Bubble & Squeak Cakes with Poached Eggs

Among other things in the fridge there was half a cabbage and six eggs. Not ordinary eggs you understand, but eggs generously laid by Dolores, Fifi, Jolene and Daphne. Perfect fresh eggs with deep yellow yolks and firm whites – the likes of which you’ll not find in any supermarket. The cabbage in contrast was ordinary.

Bubble & Squeak Cakes with Poached Eggs

Preparation time: 15 minutes
Cooking time: 35 minutes
Skill level: Easy

Ingredients

  • potatoes
  • cabbage – 150g – shredded
  • 1 medium onion – finely chopped
  • garlic – 2 cloves – crushed
  • butter – generous knob
  • milk – approx 75ml
  • 2 eggs – free range
  • parsley – generous handful
  • plain flour – 2tbsp
  • olive oil
  • s & p

chicken

Not sure if this is Dolores, Fifi, Jolene or Daphne

Start by making the mashed potato in the usual way with milk, butter and the teaspoon of mustard.

Meanwhile chop the onion and garlic and lightly fry in butter for 20 minutes until golden brown.

Also shred the cabbage and boil in salted water for 3-4 minutes or until just tender.

Place the mash, onions, cabbage, flour and chopped parsley in a large bowl and mix together (you will need more parsley than you think). Season to taste.

Divide the mixture into 4 and shape into round cakes on a floured surface.

Gently fry in a heavy-bottomed pan for 4-5 minutes each side. The cakes should now be a lovely golden brown.
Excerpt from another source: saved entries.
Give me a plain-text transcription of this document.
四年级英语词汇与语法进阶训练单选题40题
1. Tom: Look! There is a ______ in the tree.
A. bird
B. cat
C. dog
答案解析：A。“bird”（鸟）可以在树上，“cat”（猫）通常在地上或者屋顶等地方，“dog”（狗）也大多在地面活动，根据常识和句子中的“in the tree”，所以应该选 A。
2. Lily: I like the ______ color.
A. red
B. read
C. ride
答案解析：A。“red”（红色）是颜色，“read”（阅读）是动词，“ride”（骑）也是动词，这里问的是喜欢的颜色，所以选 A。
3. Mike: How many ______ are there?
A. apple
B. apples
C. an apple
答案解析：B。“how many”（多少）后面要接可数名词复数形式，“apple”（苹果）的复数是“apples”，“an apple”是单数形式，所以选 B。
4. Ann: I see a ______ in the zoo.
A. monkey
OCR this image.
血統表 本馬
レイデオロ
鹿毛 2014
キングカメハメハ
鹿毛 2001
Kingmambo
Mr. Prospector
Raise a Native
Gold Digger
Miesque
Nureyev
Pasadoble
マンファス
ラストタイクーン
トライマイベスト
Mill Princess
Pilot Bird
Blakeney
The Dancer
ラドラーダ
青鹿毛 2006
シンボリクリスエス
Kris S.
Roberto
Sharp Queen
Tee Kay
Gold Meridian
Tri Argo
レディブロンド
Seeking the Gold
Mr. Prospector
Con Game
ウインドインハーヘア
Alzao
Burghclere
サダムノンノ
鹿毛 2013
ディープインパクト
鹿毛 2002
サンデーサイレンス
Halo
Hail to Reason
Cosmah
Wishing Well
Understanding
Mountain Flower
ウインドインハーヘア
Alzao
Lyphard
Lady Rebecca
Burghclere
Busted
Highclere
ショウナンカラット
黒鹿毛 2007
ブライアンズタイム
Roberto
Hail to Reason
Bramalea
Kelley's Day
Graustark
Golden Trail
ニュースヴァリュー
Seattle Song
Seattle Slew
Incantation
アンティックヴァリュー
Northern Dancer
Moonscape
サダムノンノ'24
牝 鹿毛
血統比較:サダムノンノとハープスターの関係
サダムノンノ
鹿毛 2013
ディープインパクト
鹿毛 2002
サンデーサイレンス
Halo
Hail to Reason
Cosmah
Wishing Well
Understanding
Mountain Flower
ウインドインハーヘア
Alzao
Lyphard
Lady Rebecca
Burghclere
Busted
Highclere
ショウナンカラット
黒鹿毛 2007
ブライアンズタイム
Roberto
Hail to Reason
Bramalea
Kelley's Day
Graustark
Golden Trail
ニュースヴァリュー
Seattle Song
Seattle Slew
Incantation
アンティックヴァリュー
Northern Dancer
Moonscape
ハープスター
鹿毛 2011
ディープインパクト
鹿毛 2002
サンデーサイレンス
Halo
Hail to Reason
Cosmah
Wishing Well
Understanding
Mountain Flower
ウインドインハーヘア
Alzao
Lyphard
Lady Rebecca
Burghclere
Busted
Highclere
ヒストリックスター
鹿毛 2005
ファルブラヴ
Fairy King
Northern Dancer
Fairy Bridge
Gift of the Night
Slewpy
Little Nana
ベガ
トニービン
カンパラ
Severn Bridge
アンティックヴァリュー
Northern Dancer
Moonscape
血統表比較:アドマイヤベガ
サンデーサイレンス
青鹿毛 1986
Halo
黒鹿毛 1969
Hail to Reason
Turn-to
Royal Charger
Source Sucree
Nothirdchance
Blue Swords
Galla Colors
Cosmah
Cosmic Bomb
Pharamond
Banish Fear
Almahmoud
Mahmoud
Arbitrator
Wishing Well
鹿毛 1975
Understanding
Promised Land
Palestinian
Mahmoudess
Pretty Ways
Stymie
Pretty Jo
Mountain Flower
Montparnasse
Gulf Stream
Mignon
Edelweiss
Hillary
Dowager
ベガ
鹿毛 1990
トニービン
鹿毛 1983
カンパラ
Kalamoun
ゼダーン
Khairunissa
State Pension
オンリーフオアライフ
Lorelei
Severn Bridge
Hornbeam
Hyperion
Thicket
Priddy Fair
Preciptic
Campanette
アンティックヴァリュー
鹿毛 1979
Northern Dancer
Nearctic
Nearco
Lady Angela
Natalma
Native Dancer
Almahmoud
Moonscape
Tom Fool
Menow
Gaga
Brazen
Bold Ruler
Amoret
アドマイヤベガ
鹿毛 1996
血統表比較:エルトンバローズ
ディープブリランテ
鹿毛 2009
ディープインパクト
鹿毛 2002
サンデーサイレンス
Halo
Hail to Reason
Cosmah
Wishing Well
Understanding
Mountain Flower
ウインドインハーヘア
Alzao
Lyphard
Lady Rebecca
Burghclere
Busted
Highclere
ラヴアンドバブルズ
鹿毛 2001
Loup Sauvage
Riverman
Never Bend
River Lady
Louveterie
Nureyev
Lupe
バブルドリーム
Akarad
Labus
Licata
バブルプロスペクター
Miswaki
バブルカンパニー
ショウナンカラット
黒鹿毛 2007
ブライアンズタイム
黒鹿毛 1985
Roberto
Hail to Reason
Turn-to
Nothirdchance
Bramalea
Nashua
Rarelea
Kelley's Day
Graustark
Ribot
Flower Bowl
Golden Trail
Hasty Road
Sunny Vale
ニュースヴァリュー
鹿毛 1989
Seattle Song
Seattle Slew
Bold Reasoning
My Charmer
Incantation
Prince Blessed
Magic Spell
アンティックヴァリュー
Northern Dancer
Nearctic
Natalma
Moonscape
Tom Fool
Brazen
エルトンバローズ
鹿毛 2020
Keep warm in the oven while you poach the eggs.

2 eggs poaching

A startled pair of eggs poaching in a pan

Half-fill a deep frying pan with water and bring to the boil. Break each egg onto a small plate/saucer and gently tip into the boiling water. Turn down to a simmer and poach for 3-4 minutes.

Remove with a slotted spoon, place on top of the cakes and sprinkle with more chopped parsley.

Eat.

Verdict: Simple, comforting and tasty. Ideal for a lazy mid-week dinner or weekend brunch. Much helped by the luxury of freshly laid eggs. Brown sauce is a good accompaniment.

Drink: Still sleepy and paranoid from the weekend’s drinking … so water.

Entertainment: It’s the penultimate day of ‘Masterchef’ and the final three had to cater for a posh wedding at Blenheim Palace as well as cook ridiculously complex food for a table of Michelin stars. John and Gregg watch over the precedings and comically shout foreboding conjecture at each other. It’s great stuff. Prediction: Thirty-three-year-old James to win easily, eighteen-year-old student Emily to go on to get a double 1st at Oxford, and father-of-two Jonny to have a nervous breakdown.

TV DOES GET BETTER THAN THIS … but not much.

2 Comments

  1. Two unrelated questions:
    1. Do you put vinegar in the boiling water before poaching?
    2. Do you do your own food photography?

  2. Hi Teeenzzz

    No and yes.

    You don’t need vinegar or swirling vortices or any other such magic so long as the egg is VERY fresh … straight from the chicken’s vent is best.

    Yes the photography is mine. D looks on bemused as I rush around the flat, dinner in one hand, camera in other, trying to find a suitably lit spot.

    Most food it eaten lukewarm these days.

    Hope this answers your two unrelated questions.